Но сейчас националистическая, а не буржуазная вспышка. Это результат 1990-х годов, в 1980-е это было подпольным ...

Лично Ельцин никогда не поддерживал националистическую риторику.

И все-таки: как ты считаешь, какая из этих двух тенденций в России возобладает - националистическая или социалистическая?

Социалистическая возобладать вряд ли может, потому что она сейчас является оппозиционной...

Я тоже не думаю, что социалистическая риторика возьмет власть, но она может возобладать как комильфо, как истеблишмент, она может возобладать, как образ приличного человека.

В принципе это может произойти, но сейчас я такого не вижу. Если только власть настолько возьмет на вооружение националистическую риторику, что интеллигенции ничего не останется, как этому противостоять. И возможно, для интеллигенции это было бы позитивно.

А как ты лично относишься к этой перспективе - укрепления, усиления культурной легитимации космополитической левизны?

Мне кажется, это было бы нормальным процессом.

Это нормально или это хорошо?

Мне кажется, что это было бы хорошо. Потому что этот дискурс вообще здесь мало известен, он не прожит. . .

А опыт коммунизма не считается опытом переживания левизны?

Уже на памяти нашего поколения, то есть начиная с 1970-х годов, вся страна была антикоммунической, никаких искренне верующих коммунистов не существовало в принципе. Быть коммунистом было невозможно, неприлично и смешно. Все ощущали себя жертвами, все считали, что выбор был сделан за них и что от них ничего не зависит, тем более что из страны трудно было уехать. И это было очень удобно. В результате левая перспектива не была прожита хотя бы даже как гипотеза, и теперь представления о левом сильно мифологизированы. Опыта 1968 года у нас не было - как раз в этот момент, а не в период тоталитаризма наша страна безнадежно отстала от мирового хода общественной мысли. И сейчас Россия категорически отказывается от осмысления советского опыта.

В отношении к левизне меня более всего занимает вот что: чем являются левые, западные симпатии - желанием быть нормальным, просвещенным западным человеком или желанием социальной справедливости?

Когда мы говорим о левизне, я не очень уверена, что мы имеем в виду одно и то же. Если говорить о левом активизме, то это маргинальное явление и будет продолжать оставаться маргинальным. Если понимать левое, как похвалу коммунизму и социализму, то это тоже устарело.

Нет. Квинтэссенция левого - это требование социальной справедливости и распределительных мер.

Интеллектуал занимается не распределением, а выработкой отношения. И чего здесь безусловно не хватает - так это критики капитализма. Ее-то и можно было бы весьма условно назвать левым дискурсом. Россия все еще видит свою задачу в построении капитализма, меж тем мы живем уже давно не только в России, а в глобальной реальности, в которой капитализм, безусловно, победил.

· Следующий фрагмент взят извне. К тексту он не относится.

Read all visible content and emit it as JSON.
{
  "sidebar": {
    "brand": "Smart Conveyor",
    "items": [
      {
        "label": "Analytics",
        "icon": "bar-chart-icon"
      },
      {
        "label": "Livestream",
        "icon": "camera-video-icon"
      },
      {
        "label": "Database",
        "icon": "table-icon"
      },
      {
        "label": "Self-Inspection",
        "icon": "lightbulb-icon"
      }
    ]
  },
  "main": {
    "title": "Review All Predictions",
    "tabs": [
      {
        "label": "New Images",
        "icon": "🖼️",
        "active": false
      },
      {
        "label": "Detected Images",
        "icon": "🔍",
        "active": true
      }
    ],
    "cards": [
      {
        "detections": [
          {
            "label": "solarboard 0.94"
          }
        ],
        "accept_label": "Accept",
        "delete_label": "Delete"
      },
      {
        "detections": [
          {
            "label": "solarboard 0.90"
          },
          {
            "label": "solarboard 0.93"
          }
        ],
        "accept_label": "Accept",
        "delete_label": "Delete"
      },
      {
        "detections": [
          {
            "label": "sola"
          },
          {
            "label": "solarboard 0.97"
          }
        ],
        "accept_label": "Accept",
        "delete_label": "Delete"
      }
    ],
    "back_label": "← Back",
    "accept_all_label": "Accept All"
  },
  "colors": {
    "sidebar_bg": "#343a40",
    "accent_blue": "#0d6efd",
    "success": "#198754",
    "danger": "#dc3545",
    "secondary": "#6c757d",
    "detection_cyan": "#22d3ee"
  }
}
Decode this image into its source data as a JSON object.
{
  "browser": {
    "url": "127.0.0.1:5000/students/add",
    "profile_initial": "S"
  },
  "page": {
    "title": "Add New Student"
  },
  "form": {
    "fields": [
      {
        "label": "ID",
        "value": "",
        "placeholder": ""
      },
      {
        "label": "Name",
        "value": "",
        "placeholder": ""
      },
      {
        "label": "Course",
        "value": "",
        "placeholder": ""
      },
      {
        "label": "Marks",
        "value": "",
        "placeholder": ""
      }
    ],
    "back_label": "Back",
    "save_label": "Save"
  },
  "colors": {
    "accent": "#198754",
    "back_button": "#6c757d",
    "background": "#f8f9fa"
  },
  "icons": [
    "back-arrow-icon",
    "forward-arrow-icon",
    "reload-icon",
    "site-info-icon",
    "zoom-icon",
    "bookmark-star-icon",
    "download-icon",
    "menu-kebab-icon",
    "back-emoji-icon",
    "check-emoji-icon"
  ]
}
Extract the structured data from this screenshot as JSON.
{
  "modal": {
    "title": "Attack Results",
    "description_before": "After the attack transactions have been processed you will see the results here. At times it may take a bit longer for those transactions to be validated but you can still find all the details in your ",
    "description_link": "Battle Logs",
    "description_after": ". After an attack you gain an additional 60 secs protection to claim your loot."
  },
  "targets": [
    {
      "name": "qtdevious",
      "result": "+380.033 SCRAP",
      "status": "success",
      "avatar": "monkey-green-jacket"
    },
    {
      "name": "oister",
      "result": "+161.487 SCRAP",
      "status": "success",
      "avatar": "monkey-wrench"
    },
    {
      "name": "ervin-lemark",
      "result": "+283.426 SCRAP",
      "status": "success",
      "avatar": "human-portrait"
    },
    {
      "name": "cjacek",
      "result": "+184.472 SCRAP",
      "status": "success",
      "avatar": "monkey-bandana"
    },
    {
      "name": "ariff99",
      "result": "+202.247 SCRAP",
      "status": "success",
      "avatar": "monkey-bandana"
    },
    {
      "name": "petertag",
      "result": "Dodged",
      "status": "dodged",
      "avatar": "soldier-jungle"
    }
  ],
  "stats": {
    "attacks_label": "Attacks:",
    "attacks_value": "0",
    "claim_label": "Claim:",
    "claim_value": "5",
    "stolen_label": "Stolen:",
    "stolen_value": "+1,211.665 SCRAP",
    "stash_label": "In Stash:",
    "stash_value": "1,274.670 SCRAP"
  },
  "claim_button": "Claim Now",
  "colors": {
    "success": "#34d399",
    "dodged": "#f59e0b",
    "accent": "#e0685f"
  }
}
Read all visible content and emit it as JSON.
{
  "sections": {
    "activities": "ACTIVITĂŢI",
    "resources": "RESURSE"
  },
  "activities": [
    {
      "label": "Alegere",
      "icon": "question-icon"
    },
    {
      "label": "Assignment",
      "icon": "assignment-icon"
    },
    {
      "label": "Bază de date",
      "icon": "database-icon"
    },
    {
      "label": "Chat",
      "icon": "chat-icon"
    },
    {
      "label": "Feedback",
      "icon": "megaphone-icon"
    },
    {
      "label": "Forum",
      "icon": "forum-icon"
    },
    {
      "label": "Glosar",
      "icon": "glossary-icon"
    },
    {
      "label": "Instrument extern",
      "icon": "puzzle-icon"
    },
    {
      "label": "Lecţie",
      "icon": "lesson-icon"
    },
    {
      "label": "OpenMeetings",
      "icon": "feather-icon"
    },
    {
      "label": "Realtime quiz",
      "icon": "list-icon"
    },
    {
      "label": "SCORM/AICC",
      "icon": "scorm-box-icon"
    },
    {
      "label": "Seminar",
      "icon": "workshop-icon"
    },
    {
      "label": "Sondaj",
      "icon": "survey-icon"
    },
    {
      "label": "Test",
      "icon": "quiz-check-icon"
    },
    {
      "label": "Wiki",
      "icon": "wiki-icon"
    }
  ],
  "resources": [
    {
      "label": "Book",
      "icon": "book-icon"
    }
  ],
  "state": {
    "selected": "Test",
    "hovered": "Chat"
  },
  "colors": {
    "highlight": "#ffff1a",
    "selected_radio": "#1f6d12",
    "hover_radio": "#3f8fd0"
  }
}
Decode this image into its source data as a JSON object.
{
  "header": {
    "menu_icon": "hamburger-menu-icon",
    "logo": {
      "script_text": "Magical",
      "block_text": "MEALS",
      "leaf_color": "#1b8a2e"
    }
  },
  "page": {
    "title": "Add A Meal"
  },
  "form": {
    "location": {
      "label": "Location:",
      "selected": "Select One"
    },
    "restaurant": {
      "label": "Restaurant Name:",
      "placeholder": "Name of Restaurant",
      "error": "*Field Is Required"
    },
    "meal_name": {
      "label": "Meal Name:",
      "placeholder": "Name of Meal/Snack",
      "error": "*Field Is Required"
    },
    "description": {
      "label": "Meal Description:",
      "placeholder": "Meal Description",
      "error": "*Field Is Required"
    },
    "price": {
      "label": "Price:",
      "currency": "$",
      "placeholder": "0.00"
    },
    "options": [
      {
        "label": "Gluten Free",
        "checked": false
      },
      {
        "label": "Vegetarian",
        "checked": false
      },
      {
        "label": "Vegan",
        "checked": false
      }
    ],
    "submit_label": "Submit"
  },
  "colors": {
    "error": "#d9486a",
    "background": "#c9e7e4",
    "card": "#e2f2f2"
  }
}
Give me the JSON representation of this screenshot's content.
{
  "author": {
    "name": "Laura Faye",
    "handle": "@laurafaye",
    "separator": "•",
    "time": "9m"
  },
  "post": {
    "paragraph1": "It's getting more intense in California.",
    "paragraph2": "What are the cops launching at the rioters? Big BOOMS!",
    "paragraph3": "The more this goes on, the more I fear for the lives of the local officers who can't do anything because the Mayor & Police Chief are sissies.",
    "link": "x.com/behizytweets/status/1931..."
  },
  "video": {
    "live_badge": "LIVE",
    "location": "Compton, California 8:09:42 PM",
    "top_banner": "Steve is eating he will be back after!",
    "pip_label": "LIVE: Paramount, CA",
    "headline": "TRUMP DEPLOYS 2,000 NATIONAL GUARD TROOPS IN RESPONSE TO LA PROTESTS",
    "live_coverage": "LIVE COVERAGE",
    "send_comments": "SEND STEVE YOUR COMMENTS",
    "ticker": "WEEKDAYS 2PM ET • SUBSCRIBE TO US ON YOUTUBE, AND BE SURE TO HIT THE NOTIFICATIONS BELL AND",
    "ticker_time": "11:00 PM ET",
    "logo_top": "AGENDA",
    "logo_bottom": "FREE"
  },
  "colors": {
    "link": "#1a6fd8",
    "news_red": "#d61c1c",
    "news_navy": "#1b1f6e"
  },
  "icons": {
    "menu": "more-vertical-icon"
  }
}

Но в этой глобальной реальности социализма больше, чем в России.

О.К., тогда мы можем говорить не о критике капитализма, а о критике статуса-кво. Мы можем спорить о том, что это - капитализм или социализм, но это глобальная экономика, управляемая транснациональными корпорациями, и в эту систему Россия включена, а какого-либо осмысленного отношения к этому я не вижу. Вот в этом я бы видела задачу левой мысли, а не в реальном решении вопроса, кто должен получать пенсии. Про это я ничего не знаю и не могу взять на себя ответственность решать этот вопрос.

Для меня это принципиальнейшая вещь. У меня совершенно определенное историческое понимание левизны, как требования общего призрения со стороны государства во имя уравнения, распределения и справедливости.

Нет, я не могу под этим подписаться. Левые в культурном смысле вообще не решают эти вопросы.

А что решают левые в художественной практике?

Совершают художественные жесты в зоне критического отношения к глобалистскому статусу-кво.

Возьмем твою, теперь главную, историю русского искусства ХХ века1. Тебе ли мне говорить, что весь русский авангард - левый, именно в социалистическом смысле, да еще в самом людоедском социалистическом смысле.

В идее справедливости и товарищества я не вижу никакого людоедства, даже если она потом потерпела крах или если лично нам с тобой выгоднее другая, более конкурентная и более индивидуалистическая система. Кроме того, Татлин или Родченко не решали вопрос, кому что распределять.

Они вырабатывали санкцию для распределительного механизма.

У них не было власти это решать.

Они вырабатывали идеи, они сопереживали этому.

Хорошо, мы можем это расценивать как радикально левое искусство, которое в такой форме, мне кажется, не существует уже нигде.

Какие самые крупные художественные фигуры были в 1990-е годы в России? И какие из них остались? Перешли через грань?

Конечно, "Медицинская герменевтика" и Павел Пепперштейн были очень яркими художественными явлениями, доказавшими эффективность такого, очень русского, концептуального сюрреализма не только при Сталине (Хармс) или Брежневе (Кабаков), но и при Ельцине. Но при Путине, мне кажется, все пойдет немного в ином направлении. Я вижу впервые, что художники начинают интересоваться тем, что происходит вокруг них и создавать какие-то подобия социального анализа реальности или хотя бы социального ее пейзажа. Впервые в истории русского искусства художники заинтересовались обществом.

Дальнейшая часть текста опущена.